School of Mathematics, Statistics & Computer Science

The sky is the limit for UKZN Statistics lecturer Dr Jesca Batidzirai.

Passionate Advocate for Women in STEM Bags PhD… and Twin Boys!

Despite becoming a mother to twin boys at a crucial stage in her academic journey, Pietermaritzburg lecturer Dr Jesca Batidzirai graduated with a PhD in Statistics!

A passionate advocate for women in Science, Batidzirai explained the context of her research: ‘Timing of marriage and marriage dissolution are key determinants of the psychological wellbeing and health of adults and children involved in these events,’ she said. ‘Evidence suggests that early marriages and marital dissolutions may increase the rates of stress, depression, high blood pressure, anxiety, aggression, suicidal thoughts and many other mental health disorders.

‘Extensions to statistical models proposed in my PhD include the multivariate discrete-time multi-state model with multiple recurrent transitions. In addition to determining factors associated with each transition into or out of a marriage, the model helps to measure the interdependencies between these transitions simultaneously, to be able to understand the likelihood of experiencing a marital dissolution given the time of entry into a marriage, and vice-versa.’

Batidzirai was a recipient of the prestigious Wellcome Trust funded DELTAS Sub-Saharan Africa Advanced Consortium for Biostatistics (SSACAB) grant, and part of her work was published in an internationally accredited high impact journal. She has presented her research in countries such as Australia, Spain, Ghana, Malawi, Namibia, Tanzania, Botswana, Mozambique and Zimbabwe.

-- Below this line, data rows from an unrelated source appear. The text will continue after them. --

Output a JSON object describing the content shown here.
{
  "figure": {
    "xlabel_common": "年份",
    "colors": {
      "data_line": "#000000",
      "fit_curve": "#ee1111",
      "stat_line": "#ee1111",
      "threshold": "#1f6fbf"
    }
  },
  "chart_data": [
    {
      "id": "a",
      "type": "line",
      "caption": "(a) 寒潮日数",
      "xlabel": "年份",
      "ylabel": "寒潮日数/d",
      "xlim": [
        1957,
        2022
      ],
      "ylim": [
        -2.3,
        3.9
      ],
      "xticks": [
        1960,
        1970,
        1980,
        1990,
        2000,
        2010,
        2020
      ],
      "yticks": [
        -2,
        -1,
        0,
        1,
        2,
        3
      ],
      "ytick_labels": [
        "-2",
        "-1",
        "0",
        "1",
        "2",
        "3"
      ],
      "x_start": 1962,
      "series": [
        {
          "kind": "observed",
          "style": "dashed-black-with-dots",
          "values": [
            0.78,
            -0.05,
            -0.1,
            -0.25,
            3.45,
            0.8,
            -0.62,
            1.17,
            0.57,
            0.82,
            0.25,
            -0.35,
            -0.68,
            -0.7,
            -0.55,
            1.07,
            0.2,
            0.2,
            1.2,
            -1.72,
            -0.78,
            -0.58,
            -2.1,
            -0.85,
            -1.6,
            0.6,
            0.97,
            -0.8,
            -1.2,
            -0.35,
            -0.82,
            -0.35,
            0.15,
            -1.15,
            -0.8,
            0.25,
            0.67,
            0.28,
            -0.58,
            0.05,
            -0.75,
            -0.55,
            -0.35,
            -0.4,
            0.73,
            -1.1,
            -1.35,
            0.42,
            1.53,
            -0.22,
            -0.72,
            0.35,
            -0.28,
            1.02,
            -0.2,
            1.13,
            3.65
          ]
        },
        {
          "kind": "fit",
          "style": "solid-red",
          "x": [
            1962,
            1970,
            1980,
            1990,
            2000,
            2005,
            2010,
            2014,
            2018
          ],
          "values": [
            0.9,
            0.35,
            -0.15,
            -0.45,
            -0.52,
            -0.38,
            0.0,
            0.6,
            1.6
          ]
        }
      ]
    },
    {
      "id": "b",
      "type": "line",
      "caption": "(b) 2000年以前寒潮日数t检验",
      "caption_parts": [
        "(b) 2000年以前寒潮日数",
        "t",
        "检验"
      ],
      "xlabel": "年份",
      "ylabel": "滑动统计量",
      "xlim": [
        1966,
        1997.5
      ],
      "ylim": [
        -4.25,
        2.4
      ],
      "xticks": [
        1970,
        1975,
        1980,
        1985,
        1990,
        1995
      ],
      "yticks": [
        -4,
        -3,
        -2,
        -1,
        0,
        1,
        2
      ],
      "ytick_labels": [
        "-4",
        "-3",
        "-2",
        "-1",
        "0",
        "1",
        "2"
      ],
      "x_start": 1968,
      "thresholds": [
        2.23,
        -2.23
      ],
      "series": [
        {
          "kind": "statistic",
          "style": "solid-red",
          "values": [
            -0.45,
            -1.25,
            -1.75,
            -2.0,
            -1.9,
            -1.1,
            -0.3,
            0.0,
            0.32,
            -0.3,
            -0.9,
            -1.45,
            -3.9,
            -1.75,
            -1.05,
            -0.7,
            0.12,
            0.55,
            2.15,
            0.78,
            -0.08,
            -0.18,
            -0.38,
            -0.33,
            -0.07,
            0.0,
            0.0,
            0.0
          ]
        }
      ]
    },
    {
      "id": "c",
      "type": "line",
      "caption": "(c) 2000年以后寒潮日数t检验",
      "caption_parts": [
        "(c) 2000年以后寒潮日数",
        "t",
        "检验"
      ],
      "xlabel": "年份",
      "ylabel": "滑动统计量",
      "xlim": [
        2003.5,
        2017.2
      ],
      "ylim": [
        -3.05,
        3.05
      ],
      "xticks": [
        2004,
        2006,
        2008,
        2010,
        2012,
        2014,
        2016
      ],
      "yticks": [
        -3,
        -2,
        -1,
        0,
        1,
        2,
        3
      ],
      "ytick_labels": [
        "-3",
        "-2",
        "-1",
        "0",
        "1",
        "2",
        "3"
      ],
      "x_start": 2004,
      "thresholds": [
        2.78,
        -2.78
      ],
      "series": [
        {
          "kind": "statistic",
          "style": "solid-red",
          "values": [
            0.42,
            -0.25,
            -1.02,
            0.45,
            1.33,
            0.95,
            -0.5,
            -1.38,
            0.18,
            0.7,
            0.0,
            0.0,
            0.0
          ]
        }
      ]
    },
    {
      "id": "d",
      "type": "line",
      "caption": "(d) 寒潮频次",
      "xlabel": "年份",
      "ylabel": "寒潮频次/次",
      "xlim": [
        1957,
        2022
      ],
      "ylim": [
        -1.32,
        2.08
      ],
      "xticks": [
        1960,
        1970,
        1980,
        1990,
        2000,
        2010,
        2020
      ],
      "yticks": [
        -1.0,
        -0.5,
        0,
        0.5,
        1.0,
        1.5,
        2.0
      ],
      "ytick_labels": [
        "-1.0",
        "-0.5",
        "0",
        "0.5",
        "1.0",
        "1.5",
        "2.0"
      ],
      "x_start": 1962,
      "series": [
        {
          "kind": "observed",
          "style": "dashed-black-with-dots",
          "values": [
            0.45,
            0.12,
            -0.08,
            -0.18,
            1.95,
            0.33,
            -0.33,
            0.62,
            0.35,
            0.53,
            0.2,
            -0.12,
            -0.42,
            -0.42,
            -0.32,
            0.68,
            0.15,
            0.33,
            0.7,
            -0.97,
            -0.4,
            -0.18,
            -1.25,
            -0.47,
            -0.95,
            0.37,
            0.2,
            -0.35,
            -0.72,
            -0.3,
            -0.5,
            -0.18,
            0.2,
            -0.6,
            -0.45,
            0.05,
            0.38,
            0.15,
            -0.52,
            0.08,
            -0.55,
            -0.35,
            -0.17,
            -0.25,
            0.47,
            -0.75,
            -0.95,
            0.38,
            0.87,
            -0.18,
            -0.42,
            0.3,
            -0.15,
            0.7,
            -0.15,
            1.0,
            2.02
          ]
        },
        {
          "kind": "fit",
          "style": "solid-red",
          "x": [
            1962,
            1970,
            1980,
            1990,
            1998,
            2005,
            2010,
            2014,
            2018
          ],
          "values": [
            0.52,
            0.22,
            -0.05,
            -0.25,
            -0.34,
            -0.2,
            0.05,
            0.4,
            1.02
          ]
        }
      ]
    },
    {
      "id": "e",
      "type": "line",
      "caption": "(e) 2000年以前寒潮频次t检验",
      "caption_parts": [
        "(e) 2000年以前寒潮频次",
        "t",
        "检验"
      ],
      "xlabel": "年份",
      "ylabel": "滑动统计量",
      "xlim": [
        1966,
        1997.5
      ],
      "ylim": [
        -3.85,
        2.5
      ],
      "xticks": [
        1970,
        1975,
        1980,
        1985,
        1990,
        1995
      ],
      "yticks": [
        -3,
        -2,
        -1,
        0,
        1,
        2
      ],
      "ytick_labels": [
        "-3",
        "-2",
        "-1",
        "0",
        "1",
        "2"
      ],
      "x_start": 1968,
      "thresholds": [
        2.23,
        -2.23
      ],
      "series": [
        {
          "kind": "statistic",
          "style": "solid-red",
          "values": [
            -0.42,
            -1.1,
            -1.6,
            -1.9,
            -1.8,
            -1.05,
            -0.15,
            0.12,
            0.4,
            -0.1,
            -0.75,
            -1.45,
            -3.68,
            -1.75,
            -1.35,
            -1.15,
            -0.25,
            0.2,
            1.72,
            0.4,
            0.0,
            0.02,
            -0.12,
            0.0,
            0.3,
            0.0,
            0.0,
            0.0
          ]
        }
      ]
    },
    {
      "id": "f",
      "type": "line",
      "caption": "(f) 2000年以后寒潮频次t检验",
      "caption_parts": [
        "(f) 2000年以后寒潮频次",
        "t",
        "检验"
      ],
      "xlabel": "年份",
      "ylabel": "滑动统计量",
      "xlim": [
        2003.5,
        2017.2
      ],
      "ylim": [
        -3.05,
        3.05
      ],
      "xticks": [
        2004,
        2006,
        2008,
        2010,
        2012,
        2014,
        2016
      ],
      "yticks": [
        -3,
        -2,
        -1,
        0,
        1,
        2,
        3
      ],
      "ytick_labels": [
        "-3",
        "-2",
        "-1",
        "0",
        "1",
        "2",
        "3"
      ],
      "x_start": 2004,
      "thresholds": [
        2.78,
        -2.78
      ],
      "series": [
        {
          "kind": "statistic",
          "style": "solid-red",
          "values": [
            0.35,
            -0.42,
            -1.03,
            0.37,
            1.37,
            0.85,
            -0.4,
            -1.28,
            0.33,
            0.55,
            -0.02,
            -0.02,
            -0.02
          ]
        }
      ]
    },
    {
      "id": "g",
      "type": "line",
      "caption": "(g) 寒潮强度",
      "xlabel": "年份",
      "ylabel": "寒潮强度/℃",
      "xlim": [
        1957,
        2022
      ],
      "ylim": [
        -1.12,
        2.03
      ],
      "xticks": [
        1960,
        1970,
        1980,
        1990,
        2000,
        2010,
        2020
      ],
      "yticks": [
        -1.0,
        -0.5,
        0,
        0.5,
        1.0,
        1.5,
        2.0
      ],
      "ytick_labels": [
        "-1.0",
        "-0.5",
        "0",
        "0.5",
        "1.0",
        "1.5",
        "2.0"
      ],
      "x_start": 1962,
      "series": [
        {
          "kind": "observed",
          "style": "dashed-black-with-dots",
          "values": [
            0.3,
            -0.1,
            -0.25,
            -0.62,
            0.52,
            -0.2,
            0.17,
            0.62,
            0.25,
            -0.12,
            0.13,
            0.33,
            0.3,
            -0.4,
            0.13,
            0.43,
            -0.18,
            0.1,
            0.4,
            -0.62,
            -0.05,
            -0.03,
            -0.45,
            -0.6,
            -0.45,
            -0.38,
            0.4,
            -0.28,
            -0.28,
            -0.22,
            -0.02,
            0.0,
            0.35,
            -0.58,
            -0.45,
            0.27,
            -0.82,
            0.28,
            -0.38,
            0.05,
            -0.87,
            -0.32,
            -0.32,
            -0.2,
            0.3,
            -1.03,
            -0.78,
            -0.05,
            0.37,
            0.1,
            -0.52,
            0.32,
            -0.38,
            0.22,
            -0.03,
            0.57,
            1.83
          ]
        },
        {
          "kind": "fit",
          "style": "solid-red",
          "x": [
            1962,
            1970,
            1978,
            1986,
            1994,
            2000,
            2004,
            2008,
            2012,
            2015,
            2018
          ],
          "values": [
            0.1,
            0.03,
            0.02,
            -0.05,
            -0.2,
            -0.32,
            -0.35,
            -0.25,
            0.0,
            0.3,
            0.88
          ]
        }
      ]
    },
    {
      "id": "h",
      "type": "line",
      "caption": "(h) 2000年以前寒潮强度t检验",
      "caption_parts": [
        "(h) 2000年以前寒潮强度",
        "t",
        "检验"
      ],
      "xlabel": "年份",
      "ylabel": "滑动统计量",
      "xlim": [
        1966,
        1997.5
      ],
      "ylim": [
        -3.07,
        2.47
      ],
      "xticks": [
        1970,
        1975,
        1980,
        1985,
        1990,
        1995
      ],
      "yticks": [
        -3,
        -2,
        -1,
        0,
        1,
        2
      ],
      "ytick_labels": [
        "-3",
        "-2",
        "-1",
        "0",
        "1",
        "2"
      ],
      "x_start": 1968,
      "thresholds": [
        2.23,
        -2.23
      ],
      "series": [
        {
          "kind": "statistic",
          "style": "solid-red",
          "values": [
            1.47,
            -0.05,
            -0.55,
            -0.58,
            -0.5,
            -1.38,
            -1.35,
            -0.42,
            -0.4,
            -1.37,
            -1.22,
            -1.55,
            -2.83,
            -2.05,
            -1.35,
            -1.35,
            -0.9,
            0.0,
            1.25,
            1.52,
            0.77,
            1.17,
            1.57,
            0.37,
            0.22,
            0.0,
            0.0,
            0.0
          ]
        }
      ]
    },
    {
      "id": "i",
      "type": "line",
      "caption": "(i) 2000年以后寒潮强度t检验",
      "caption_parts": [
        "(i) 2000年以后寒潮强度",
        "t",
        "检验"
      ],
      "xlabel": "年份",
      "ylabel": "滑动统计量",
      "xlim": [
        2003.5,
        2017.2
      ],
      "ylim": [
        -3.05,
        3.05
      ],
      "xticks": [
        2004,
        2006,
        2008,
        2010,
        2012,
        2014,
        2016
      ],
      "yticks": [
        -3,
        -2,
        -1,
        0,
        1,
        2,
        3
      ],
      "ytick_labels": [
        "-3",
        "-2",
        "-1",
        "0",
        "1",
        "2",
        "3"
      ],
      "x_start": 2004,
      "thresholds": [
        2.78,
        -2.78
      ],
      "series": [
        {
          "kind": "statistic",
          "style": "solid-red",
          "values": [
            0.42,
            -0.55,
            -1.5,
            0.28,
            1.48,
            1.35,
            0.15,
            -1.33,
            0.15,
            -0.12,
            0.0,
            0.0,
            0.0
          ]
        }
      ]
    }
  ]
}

‘Growing up in a family with more boys than girls, I learned to tackle life’s challenges with the same resilience and strength as my male counterparts,’ said Batidzirai. ‘This environment shaped my mindset, instilling in me the belief that gender should never limit one’s ability to overcome obstacles and achieve success.

‘At secondary school, science subjects were riddled with gender biases, with males often dominating in the field. It was not uncommon for a science class of around 55 students to have only a handful of girls. Determined to challenge this norm, I set out to prove that gender is no barrier to academic achievement.’

Batidzirai’s goal is clear: to inspire and motivate girls to pursue their academic passions without hesitation and regardless of societal biases. ‘This drive has fuelled my career path as a dedicated researcher and lecturer with a keen interest in the mental health and wellbeing of women,’ she said.

Batidzirai, who is a member of the International Biometric Society (IBS), South African Statistical Association (SASA) and the Southern African Mathematical Association (SAMSA), is currently supervising two PhD students and four master’s students and has previously supervised to completion three master’s and 12 honours degree students. She has research collaborations in America, Malawi, Ghana, Botswana and Zimbabwe where she has published more than 12 publications outside her PhD, using advanced statistical models to address public health issues, with the aim of improving the welfare of women and children.

Batidzirai has also participated in programmes with the University of Harvard TH Chan’s School of Public Health where biostatistics is used to accelerate health research globally including several collaborative projects across Africa. She aims to continue empowering female statisticians through teaching, supervision, collaborations and networking.

Batidzirai paid tribute to her parents and credited her children as her greatest inspiration – although she is the first to admit that having twin boys while in the throes of her PhD was not easy! She also thanked her supervisors, Professor Samuel Manda and Professor Henry Mwambi for their tremendous support.

‘From the word go, I noticed that Jesca was passionate about statistics and its application to real life problems,’ said Mwambi. ‘It was therefore not a surprise that she managed to tackle a very interesting real problem on the formation and dissolution of marital unions under the realm of multivariate discrete-time survival with recurrent event models, despite the hurdles she encountered on the way. I am sure she will be a good example and mentor to other upcoming female statisticians to aim for higher achievements in their studies, a role she has already taken on.’

Said Batidzirai: ‘As a UKZN academic employee, it was natural for me to pursue my PhD at the University where knowledgeable supervisors who are experts in my field are readily accessible.

‘Moreover, UKZN provided invaluable support throughout my doctoral journey, ensuring its successful completion. I loved and enjoyed the environment as it gave me an opportunity to conduct some ground-breaking statistical research that contributed significantly to the improvement of the health and wellbeing of society.’